Airborne LiDAR surveys are often carried out to create an improved Digital Terrain Model (DTM) with higher resolution than previous elevation products. Hence, usually there is already some lower resolution model that – as we will see in the following – can be used to robustly remove or mark all cloud points, at least those sufficiently high above this older ground approximation. We use data from the DREAM LiDAR Project in the Philippines who often acquire LiDAR in areas with a lot of cloud cover.
Our input are the 4 very short LiDAR strips in LAZ format shown above with lots of cloud returns and a coarse Aster DTM in ASC format at 50 m resolution. We will classify all LiDAR points far above the Aster DTM because they correspond to cloud returns. We need to be very conservative (because the Aster DTM is coarse and inaccurate) and only remove points that are really far above the Aster DTM whose ASC header is shown below.
ncols 2109 nrows 2162 xllcorner 512546.427859 yllcorner 1290961.682335 cellsize 50 NODATA_value -9999 -9999 -9999 -9999 -9999 -9999 [...]
First we convert the Aster DTM from the inefficient ASC format to the efficient LAZ format using lassort. Why lassort? Because that puts the rasters that are on-the-fly converted to points on a grid into a spatially coherent order. This will allow efficient area-of-interest (AOI) queries once we have LAXxed the file with lasindex.
>> lassort -i masbate.asc -o masbate.laz >> dir masbate* 10,993,886 masbate.asc 2,120,442 masbate.laz
Next we create a spatial indexing for ‚masbate.laz‘ with lasindex. The default granularity of lasindex is 100 by 100 meter because it is set for airborne LiDAR. Given that there is only one point every 50 by 50 meters in the point cloud grid of the Aster DTM we increase the granularity to 1000 by 1000 meters.
>> lasindex -i masbate.laz -tile_size 1000 -append >> dir masbate* 10,993,886 masbate.asc 2,132,006 masbate.laz
The ‚masbate.laz‘ file is a little bit bigger than before because the tiny ‚masbate.lax‘ file (that can also be stored separately) was appended to the end of ‚masbate.laz‘ via the ‚-append‘ option.

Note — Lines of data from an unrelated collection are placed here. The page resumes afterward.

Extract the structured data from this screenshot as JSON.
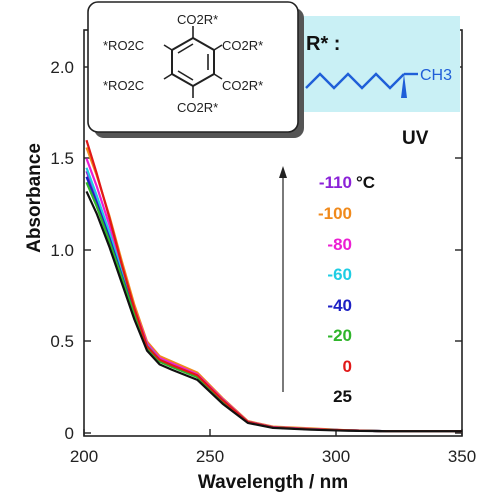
{
  "chart_data": {
    "type": "line",
    "xlabel": "Wavelength / nm",
    "ylabel": "Absorbance",
    "xlim": [
      200,
      350
    ],
    "ylim": [
      0,
      2.2
    ],
    "x_ticks": [
      200,
      250,
      300,
      350
    ],
    "y_ticks": [
      0,
      0.5,
      1.0,
      1.5,
      2.0
    ],
    "y_tick_labels": [
      "0",
      "0.5",
      "1.0",
      "1.5",
      "2.0"
    ],
    "annotation": "UV",
    "legend_unit": "°C",
    "legend_placement": "right",
    "series": [
      {
        "name": "-110",
        "color": "#8b22d8",
        "values": [
          1.43,
          1.28,
          1.08,
          0.87,
          0.66,
          0.48,
          0.4,
          0.37,
          0.31,
          0.18,
          0.06,
          0.03,
          0.02,
          0.015,
          0.01,
          0.01
        ]
      },
      {
        "name": "-100",
        "color": "#f08a1c",
        "values": [
          1.56,
          1.41,
          1.19,
          0.94,
          0.7,
          0.5,
          0.42,
          0.39,
          0.33,
          0.19,
          0.065,
          0.035,
          0.025,
          0.015,
          0.01,
          0.01
        ]
      },
      {
        "name": "-80",
        "color": "#ec1fd3",
        "values": [
          1.5,
          1.35,
          1.14,
          0.91,
          0.68,
          0.49,
          0.41,
          0.38,
          0.32,
          0.185,
          0.062,
          0.032,
          0.022,
          0.015,
          0.01,
          0.01
        ]
      },
      {
        "name": "-60",
        "color": "#1ecde3",
        "values": [
          1.45,
          1.3,
          1.1,
          0.88,
          0.665,
          0.48,
          0.4,
          0.37,
          0.31,
          0.18,
          0.06,
          0.03,
          0.02,
          0.015,
          0.01,
          0.01
        ]
      },
      {
        "name": "-40",
        "color": "#1d20c4",
        "values": [
          1.4,
          1.26,
          1.07,
          0.86,
          0.655,
          0.47,
          0.395,
          0.365,
          0.31,
          0.175,
          0.06,
          0.03,
          0.02,
          0.015,
          0.01,
          0.01
        ]
      },
      {
        "name": "-20",
        "color": "#2fb52b",
        "values": [
          1.37,
          1.24,
          1.05,
          0.85,
          0.645,
          0.465,
          0.39,
          0.36,
          0.305,
          0.17,
          0.058,
          0.03,
          0.02,
          0.015,
          0.01,
          0.01
        ]
      },
      {
        "name": "0",
        "color": "#e11818",
        "values": [
          1.6,
          1.42,
          1.18,
          0.92,
          0.68,
          0.475,
          0.4,
          0.37,
          0.315,
          0.18,
          0.06,
          0.03,
          0.02,
          0.015,
          0.01,
          0.01
        ]
      },
      {
        "name": "25",
        "color": "#111111",
        "values": [
          1.32,
          1.2,
          1.02,
          0.82,
          0.62,
          0.45,
          0.375,
          0.345,
          0.29,
          0.16,
          0.055,
          0.028,
          0.018,
          0.012,
          0.01,
          0.01
        ]
      }
    ],
    "x": [
      201,
      205,
      210,
      215,
      220,
      225,
      230,
      235,
      245,
      255,
      265,
      275,
      290,
      305,
      320,
      350
    ]
  },
  "inset": {
    "rstar_label": "R* :",
    "methyl_label": "CH3",
    "structure_texts": [
      "CO2R*",
      "*RO2C",
      "CO2R*",
      "*RO2C",
      "CO2R*",
      "CO2R*"
    ]
  }
}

Spatial indexing is realized with an underlying quadtree that can be visualized with lasview by pressing ‚Q‘ (or with the pop-up menu) and the points corresponding to each quadtree cell can be turned blue by hovering above a cell and pressing ‚q‘.

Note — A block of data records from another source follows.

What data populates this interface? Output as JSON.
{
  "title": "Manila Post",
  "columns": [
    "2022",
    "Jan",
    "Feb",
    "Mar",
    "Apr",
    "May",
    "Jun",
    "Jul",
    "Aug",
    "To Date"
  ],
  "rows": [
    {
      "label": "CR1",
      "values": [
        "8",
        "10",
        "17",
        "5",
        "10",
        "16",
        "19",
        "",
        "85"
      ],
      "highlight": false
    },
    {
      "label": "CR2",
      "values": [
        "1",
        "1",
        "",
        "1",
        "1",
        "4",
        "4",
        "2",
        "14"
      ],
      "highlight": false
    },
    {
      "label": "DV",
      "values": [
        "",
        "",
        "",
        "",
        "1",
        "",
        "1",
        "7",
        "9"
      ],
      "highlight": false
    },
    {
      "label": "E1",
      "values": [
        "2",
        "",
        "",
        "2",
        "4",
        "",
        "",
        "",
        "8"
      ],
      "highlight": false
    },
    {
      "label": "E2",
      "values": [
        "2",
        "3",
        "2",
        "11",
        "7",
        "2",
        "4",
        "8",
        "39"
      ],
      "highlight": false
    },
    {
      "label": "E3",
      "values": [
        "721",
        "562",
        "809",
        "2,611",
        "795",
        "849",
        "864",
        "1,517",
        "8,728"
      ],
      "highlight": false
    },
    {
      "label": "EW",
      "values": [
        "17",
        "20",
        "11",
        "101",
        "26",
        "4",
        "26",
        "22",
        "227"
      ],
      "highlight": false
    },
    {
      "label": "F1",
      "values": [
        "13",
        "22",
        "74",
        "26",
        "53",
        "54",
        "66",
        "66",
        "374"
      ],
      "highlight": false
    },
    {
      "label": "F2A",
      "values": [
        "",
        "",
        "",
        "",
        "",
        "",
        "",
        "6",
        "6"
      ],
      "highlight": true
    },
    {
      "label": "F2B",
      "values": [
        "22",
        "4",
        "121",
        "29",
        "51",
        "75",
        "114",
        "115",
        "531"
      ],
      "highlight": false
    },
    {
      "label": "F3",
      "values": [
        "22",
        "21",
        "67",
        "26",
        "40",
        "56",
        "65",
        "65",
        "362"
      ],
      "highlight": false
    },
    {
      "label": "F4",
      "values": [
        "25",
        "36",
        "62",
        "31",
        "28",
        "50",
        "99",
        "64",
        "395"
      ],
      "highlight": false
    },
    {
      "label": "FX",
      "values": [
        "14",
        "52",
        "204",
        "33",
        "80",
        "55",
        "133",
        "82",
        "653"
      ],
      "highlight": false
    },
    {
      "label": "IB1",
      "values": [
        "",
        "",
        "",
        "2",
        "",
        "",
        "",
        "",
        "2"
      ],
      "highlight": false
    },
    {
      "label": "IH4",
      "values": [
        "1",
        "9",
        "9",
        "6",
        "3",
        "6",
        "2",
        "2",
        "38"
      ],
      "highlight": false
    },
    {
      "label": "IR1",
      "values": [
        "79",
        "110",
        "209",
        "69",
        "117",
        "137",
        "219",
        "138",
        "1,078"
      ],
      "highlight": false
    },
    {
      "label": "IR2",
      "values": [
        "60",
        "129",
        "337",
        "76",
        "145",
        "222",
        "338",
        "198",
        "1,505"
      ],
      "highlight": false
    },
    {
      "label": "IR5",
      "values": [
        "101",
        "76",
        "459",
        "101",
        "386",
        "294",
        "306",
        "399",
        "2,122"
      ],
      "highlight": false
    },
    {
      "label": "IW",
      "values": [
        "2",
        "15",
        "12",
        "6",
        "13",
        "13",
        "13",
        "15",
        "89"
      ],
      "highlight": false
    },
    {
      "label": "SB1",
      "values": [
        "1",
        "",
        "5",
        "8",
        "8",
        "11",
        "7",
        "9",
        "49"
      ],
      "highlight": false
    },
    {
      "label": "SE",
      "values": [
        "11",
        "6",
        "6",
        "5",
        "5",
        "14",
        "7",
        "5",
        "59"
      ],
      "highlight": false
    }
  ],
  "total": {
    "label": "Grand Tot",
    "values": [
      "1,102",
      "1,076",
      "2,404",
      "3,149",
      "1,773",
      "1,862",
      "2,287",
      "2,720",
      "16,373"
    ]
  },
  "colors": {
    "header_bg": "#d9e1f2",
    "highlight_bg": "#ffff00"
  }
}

Before we use the sorted points from the Aster DTM to classify, flag, or delete the LiDAR returns far above the ground with lasheight we do a visual sanity check with lasview using the GUI settings shown below.

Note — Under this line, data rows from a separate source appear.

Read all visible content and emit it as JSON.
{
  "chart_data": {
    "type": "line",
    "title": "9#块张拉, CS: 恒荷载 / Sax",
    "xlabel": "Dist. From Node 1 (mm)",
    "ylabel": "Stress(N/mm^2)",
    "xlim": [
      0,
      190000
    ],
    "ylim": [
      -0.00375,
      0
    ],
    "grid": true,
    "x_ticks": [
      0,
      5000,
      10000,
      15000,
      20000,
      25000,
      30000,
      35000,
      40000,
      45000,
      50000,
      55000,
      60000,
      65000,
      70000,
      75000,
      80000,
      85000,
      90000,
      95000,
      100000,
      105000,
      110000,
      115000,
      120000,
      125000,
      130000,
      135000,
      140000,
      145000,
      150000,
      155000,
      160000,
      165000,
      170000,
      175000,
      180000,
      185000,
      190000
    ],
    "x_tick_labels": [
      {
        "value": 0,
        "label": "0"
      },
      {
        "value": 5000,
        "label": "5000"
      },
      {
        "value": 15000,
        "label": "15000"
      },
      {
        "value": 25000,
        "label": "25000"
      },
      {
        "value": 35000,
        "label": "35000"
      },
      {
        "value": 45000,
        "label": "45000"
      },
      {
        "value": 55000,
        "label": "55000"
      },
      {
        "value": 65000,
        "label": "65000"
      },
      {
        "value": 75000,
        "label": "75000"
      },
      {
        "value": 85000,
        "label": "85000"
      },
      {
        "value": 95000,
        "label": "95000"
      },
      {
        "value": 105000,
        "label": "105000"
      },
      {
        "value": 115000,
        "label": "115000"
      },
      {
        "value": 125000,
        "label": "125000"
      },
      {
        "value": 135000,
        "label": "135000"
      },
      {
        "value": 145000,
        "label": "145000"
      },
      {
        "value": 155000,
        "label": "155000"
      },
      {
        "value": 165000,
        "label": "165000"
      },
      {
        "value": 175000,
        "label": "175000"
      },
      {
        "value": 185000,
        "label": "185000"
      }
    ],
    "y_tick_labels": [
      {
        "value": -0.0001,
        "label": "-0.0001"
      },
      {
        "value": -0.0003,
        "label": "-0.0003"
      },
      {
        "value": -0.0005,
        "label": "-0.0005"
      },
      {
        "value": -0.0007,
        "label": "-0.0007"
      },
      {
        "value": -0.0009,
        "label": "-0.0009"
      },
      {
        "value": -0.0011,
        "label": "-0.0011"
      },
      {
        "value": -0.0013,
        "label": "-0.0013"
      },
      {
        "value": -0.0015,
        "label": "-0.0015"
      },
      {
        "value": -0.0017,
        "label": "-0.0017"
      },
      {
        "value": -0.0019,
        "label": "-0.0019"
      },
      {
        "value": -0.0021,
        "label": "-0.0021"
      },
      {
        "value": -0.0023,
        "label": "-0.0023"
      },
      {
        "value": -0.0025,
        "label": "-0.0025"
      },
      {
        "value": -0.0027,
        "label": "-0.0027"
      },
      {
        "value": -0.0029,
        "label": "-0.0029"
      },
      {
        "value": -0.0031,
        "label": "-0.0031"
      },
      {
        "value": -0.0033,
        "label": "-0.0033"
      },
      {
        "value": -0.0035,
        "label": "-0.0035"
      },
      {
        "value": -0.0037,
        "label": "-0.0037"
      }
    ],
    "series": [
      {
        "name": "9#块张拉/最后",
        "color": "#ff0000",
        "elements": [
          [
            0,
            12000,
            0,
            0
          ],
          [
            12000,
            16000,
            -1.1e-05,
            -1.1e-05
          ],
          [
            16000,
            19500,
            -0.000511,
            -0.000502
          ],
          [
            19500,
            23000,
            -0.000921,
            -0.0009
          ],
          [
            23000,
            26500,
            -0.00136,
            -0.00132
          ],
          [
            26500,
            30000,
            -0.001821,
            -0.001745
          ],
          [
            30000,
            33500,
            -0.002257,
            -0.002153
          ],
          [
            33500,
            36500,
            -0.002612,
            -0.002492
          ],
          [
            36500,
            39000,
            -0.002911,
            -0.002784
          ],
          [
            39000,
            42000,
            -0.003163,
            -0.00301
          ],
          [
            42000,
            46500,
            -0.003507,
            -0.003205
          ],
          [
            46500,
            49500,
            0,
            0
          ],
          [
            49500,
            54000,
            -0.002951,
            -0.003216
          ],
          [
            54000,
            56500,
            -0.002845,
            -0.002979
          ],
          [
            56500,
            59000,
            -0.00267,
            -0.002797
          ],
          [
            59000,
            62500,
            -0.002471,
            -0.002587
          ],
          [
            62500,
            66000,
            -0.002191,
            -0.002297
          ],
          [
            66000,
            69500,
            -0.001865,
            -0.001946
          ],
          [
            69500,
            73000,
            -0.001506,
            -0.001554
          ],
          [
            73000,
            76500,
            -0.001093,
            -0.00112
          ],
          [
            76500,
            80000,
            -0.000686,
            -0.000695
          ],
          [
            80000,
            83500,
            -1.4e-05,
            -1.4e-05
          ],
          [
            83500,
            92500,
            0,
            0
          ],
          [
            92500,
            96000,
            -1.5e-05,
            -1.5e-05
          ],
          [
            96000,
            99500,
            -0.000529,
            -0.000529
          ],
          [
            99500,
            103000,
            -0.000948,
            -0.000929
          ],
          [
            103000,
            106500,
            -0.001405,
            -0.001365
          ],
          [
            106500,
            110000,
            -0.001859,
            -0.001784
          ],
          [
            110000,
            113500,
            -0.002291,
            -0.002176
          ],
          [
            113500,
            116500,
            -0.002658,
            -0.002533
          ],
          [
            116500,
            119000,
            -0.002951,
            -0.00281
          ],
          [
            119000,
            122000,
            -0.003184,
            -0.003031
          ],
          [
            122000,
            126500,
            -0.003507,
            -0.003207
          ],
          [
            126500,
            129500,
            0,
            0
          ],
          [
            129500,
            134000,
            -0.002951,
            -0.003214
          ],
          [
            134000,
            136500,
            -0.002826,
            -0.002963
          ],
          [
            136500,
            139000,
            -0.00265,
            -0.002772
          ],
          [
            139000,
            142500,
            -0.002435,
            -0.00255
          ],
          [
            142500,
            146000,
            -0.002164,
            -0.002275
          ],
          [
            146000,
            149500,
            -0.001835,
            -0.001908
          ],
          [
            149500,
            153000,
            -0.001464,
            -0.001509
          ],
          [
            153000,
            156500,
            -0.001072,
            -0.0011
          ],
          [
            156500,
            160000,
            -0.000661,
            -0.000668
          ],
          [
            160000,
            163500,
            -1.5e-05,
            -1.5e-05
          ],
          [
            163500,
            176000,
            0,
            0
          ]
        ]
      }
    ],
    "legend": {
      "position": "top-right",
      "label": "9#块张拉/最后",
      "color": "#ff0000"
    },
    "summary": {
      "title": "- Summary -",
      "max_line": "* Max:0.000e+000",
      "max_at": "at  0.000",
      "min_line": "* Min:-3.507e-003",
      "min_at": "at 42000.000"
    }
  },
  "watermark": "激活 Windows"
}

>> lasview -i raw_strips\*.laz ^
-i masbate.laz ^
-gui
By triangulating only the Aster DTM points we can visually confirm that the LiDAR points on the terrain are also close to the Aster DTM whereas the cloud returns are far up with a clear seperation between. The pink „drop lines“ of length 50 meters that are dangling off each point give us a sense of scale (enabled via the pop-up menu that appears with a right click). Note how many last returns get stuck in the clouds. Those would likely cause troubles in subsequent ground classification with lasground.
Finally we run lasheight on 4 cores to classify all points that are 150 meter or more above the Aster DTM as noise (class 7).
>> lasheight -i raw_strips\*.laz ^
-ground_points masbate.laz ^
-classify_above 150 7 ^
-odix _cloud -olaz ^
-cores 4
Below the result with the cloud returns in pink (i.e. the points classified as 7). This process scales well even for larger ground points files, because lasheight uses an area-of-index (AOI) query to load only those ground points from the spatially indexed ‚masbate.laz‘ file, that fall into the (slightly enlarged) bounding box of the raw LiDAR strip that is being processed.